Blam Honey was an industrial rock band, formed in 1995 with two members: Tatsuya and Ryonai. Their sound has been described as "Industrial with a Gothic Sense". They list Nine Inch Nails, Marilyn Manson and Skinny Puppy as influences.

==History==
Blam Honey released two albums: Grandiose Delusion (1998) and Typical Ingeniousness: Suggest (1999). They then disbanded due to both having health problems.

Ryonai started a side project, Suppurate System, and has been creating ambient music and Gothic Lolita fashion accessories that have gained popularity by several prominent visual kei artists.

Tatsuya died of acute leukemia in 2004, though Ryōnai did not release this information until four years later.

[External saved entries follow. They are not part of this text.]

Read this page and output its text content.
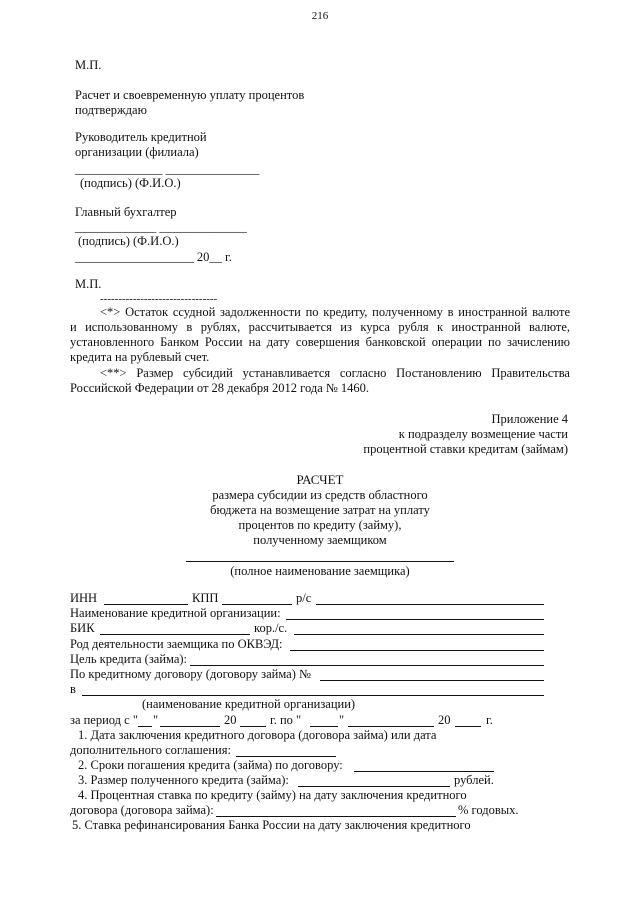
216
М.П.
Расчет и своевременную уплату процентов
подтверждаю
Руководитель кредитной
организации (филиала)
______________ _______________
(подпись) (Ф.И.О.)
Главный бухгалтер
_____________ ______________
(подпись) (Ф.И.О.)
___________________ 20__ г.
М.П.
--------------------------------
<*> Остаток ссудной задолженности по кредиту, полученному в иностранной валюте
и использованному в рублях, рассчитывается из курса рубля к иностранной валюте,
установленного Банком России на дату совершения банковской операции по зачислению
кредита на рублевый счет.
<**> Размер субсидий устанавливается согласно Постановлению Правительства
Российской Федерации от 28 декабря 2012 года № 1460.
Приложение 4
к подразделу возмещение части
процентной ставки кредитам (займам)
РАСЧЕТ
размера субсидии из средств областного
бюджета на возмещение затрат на уплату
процентов по кредиту (займу),
полученному заемщиком
(полное наименование заемщика)
ИНН	КПП	р/с
Наименование кредитной организации:
БИК	кор./с.
Род деятельности заемщика по ОКВЭД:
Цель кредита (займа):
По кредитному договору (договору займа) №
в
(наименование кредитной организации)
за период с " "	20	г. по "	"	20	г.
1. Дата заключения кредитного договора (договора займа) или дата
дополнительного соглашения:
2. Сроки погашения кредита (займа) по договору:
3. Размер полученного кредита (займа):	рублей.
4. Процентная ставка по кредиту (займу) на дату заключения кредитного
договора (договора займа):	% годовых.
5. Ставка рефинансирования Банка России на дату заключения кредитного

As of 2008, Ryonai has confirmed that Blam Honey has resumed activities. A revival performance and memorial CD release took place July 12, 2009. A new vocalist was chosen and debuted at Darkest Fest 2010. The new vocalist was Hyuga; however he left two months later with Ryonai filling in on vocals. With the shutdown of the official website and no new material since 2010, activity has seemingly ceased.

== Members ==

- Ex-Members
- Ryōnai (programming, drums, percussion)
- Tatsuya (阿部 龍博, Abe Tatsuhiro) (lead vocals, guitar, bass, percussion)
- Hyuga (lead vocals, guitar, bass)

==Discography==

===Demos===
- The Horse Breaker of Electronic Brain - (1995) [limited to 100 copies]
- The Horse Breaker of Electronic Angel - (1995) [limited to 200 copies]

===Singles===
- The Other Side of Electronic Brain - (1998) [limited to 1000 copies]
- Artificial Delusion - (June 22, 1998)

===Album===
- Grandiose Delusion - (February 9, 1998)
- Typical Ingeniousness: Suggest - (August 25, 1999)
- Providence of Decadence (August 26, 2009)

===Video===
- Industrial Gender Unit Blam Honey [limited to 500 copies]

== Trivia ==
- Ryōnai has suffered from myasthenia gravis. The band made a song entitled "Myasthenia" on their Typical Ingeniousness: Suggest album.